My second hand is in a $3/$6 game and I am UTG with Ad10d. I raise to $18 from a 100bb stack ($600) and a fairly tight A-B-C regular who has me covered flats on the cut-off, while the button and both blinds all fold. Because he is a fairly tight regular and he also knows I am a regular, I don’t imagine him to be flatting with too many speculative/weak hands such as suited connectors or random weak Ax suited hands. I would expect him to flat with most pairs up to J-J, sometimes Q-Q, and then all big cards up to A-Qs and sometimes A-K.

The flop comes 10-4-5 rainbow and I continuation-bet for $33 into $45, feeling very happy about my hand at this point. I can comfortably expect to get called by a lot of worse hands such as 6-6/7-7/8-8/9-9. Also, I can sometimes get called by A-J/A-Q/A-K, which are in very bad shape against my hand and can get into lots of trouble if an ace comes on future streets. There are also a few hands that he would just flat that beat me such as J-J/Q-Q and occasional flopped set, but in general I can be feeling very happy about betting this flop.

He calls and the turn comes the 7d, giving me a flush draw as well as top pair. Now a lot of his hands that I still beat have an increased amount of equity in his mind, as it will give his 6-6/8-8/9-9 straight draws – not knowing that a diamond six, eight or nine gives me a flush – so he is more likely to call another bet. On the other hand, J-J and Q-Q still beat me and will still call if I choose to bet, and I if he has AJ/AQ he will now fold. Also, because I have the Ad, he can’t have turned a flush draw as my initial thinking was he can only have A-J/A-Q here after flatting pre- and calling turn.

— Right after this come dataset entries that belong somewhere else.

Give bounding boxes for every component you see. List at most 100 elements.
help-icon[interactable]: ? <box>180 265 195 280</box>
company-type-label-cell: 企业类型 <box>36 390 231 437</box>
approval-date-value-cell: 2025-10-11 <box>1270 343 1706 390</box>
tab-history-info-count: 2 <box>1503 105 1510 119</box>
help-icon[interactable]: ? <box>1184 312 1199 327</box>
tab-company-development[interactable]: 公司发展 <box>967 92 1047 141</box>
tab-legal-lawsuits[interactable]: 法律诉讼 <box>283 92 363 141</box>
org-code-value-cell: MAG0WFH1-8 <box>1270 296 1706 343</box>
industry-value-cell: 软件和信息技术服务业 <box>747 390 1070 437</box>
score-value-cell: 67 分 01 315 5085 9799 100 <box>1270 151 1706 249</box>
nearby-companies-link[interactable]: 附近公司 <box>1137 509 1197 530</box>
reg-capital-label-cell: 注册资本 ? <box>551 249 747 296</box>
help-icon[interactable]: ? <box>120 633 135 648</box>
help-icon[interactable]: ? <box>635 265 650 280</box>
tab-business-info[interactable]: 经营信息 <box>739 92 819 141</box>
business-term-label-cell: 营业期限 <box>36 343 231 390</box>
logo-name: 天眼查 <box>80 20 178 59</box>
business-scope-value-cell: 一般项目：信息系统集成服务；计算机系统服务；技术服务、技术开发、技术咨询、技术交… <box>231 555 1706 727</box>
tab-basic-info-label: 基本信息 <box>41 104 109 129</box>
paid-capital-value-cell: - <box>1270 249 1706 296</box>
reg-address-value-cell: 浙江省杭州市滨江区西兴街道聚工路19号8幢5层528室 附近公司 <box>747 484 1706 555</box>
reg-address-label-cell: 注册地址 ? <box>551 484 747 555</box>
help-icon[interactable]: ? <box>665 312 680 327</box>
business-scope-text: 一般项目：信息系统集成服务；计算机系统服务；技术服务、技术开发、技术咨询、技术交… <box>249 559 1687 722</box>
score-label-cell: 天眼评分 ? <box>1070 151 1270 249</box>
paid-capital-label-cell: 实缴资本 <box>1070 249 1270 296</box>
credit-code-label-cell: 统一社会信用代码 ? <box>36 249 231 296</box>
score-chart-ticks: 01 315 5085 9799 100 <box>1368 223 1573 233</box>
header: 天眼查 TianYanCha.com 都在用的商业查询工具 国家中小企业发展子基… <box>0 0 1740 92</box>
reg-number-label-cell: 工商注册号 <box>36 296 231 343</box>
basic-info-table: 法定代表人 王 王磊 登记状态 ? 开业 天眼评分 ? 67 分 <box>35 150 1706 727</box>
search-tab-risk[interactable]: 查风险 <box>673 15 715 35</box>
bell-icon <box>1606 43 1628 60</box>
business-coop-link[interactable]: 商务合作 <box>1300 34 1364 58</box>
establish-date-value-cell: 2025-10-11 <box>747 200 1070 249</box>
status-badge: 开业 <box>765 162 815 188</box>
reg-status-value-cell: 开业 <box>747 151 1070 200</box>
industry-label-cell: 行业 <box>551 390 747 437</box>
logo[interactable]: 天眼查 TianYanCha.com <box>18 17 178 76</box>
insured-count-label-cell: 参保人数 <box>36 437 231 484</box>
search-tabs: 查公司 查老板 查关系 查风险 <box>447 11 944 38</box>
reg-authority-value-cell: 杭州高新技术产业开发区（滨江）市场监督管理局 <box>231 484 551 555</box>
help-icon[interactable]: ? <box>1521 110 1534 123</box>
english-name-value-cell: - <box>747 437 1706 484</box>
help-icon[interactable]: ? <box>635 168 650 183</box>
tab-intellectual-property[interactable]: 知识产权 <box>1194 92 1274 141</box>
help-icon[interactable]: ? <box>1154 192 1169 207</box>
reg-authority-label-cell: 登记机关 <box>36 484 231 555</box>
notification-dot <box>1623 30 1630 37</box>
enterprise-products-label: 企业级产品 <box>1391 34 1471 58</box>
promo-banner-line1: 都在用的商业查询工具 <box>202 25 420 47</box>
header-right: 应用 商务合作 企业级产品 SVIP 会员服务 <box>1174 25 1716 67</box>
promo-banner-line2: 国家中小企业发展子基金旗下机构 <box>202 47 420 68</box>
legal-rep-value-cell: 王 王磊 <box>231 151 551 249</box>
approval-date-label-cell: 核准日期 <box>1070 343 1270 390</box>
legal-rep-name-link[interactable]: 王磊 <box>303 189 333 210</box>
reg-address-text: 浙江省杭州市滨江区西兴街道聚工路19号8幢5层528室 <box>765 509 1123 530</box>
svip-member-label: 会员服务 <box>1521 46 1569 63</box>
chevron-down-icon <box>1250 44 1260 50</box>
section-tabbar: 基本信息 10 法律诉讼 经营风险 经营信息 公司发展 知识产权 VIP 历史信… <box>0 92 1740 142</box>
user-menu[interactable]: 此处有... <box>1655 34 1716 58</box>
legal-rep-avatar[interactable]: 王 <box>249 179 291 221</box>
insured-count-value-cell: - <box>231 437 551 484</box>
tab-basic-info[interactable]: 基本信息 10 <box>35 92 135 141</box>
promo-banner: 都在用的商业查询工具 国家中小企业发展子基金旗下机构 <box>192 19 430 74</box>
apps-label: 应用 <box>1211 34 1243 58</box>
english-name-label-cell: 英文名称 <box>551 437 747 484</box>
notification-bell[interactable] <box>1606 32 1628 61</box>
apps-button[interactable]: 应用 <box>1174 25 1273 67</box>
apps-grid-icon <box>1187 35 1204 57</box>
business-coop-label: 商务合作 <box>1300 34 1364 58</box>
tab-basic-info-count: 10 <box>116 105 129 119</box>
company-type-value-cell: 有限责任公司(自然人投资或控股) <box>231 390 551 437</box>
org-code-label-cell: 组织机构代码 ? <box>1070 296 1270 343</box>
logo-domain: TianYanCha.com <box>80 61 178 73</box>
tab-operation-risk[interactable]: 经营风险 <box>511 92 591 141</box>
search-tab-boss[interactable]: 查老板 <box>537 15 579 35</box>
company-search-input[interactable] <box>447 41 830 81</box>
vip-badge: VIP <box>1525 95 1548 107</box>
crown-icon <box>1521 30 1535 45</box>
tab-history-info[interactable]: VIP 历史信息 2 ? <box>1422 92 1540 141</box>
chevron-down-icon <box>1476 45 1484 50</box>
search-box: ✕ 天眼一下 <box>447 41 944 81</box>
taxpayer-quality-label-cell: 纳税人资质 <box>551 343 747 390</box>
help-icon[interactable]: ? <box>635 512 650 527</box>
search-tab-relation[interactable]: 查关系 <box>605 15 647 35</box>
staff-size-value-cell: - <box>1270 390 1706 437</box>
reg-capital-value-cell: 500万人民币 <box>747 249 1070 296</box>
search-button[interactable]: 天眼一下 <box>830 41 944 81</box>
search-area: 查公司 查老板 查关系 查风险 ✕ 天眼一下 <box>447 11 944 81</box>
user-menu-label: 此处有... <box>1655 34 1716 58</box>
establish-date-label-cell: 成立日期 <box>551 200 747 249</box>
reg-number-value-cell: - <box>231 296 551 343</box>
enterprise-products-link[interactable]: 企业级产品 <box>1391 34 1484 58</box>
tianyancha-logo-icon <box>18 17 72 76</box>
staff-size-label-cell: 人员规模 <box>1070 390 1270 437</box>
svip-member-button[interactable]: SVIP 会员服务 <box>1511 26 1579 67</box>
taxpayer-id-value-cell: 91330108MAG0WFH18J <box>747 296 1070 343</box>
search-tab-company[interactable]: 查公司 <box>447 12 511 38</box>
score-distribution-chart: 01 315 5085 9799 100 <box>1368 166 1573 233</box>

I decide to bet $92 into $111, as a kind of range-merge. Because my bet is so large, I think I can occasionally get him to fold J-J/Q-Q as he is fairly nifty and he definitely wouldn’t want to face a river bet as well as flop and turn bets, so he might fold now to save that “big river decision”. Also, I think he is actually more likely to flat here, definitely with 6-6 and also 8-8/9-9, as opposed to J-J or Q-Q. This is because if I have at least an over pair, which I am representing, those hands have more equity than J-J and Q-Q as J-J and Q-Q can’t improve unless they river a set.

The river comes an off-suit eight, which is obviously one of the worst rivers in the deck for the hand I have. I now decide that I definitely can’t bet for value, as I only now beat 9-9, and I never expect him to call with that. I did think of bluffing him off J-J and Q-Q as I would expect him to definitely fold those hands. However, my large turn bet got called, which eliminates those hands sometimes, so I decide it would be a little too thin to try and make this happen. I no choice but to check and hope he has the miracle 9-9 and checks behind. When I check, however, he bets $175 into $285, which I hate. I don’t ever expect him to bet 9-9, J-J or Q-Q and I don’t think this player ever has anything in his range that allows him to have flatted both flop and turn and now bluff the river. I came to the conclusion that he has to have a set or a straight to bet here. I have to fold.

Remember, your opponent’s range of hands can change or develop as each flop/turn/river comes down. That means your range also has to change and adapt to his, which then makes the situation exploitable from both sides: you can start bluffing cards that are perceived as good for your range, but you also have to know when to slow down on cards that are good for your opponent’s range.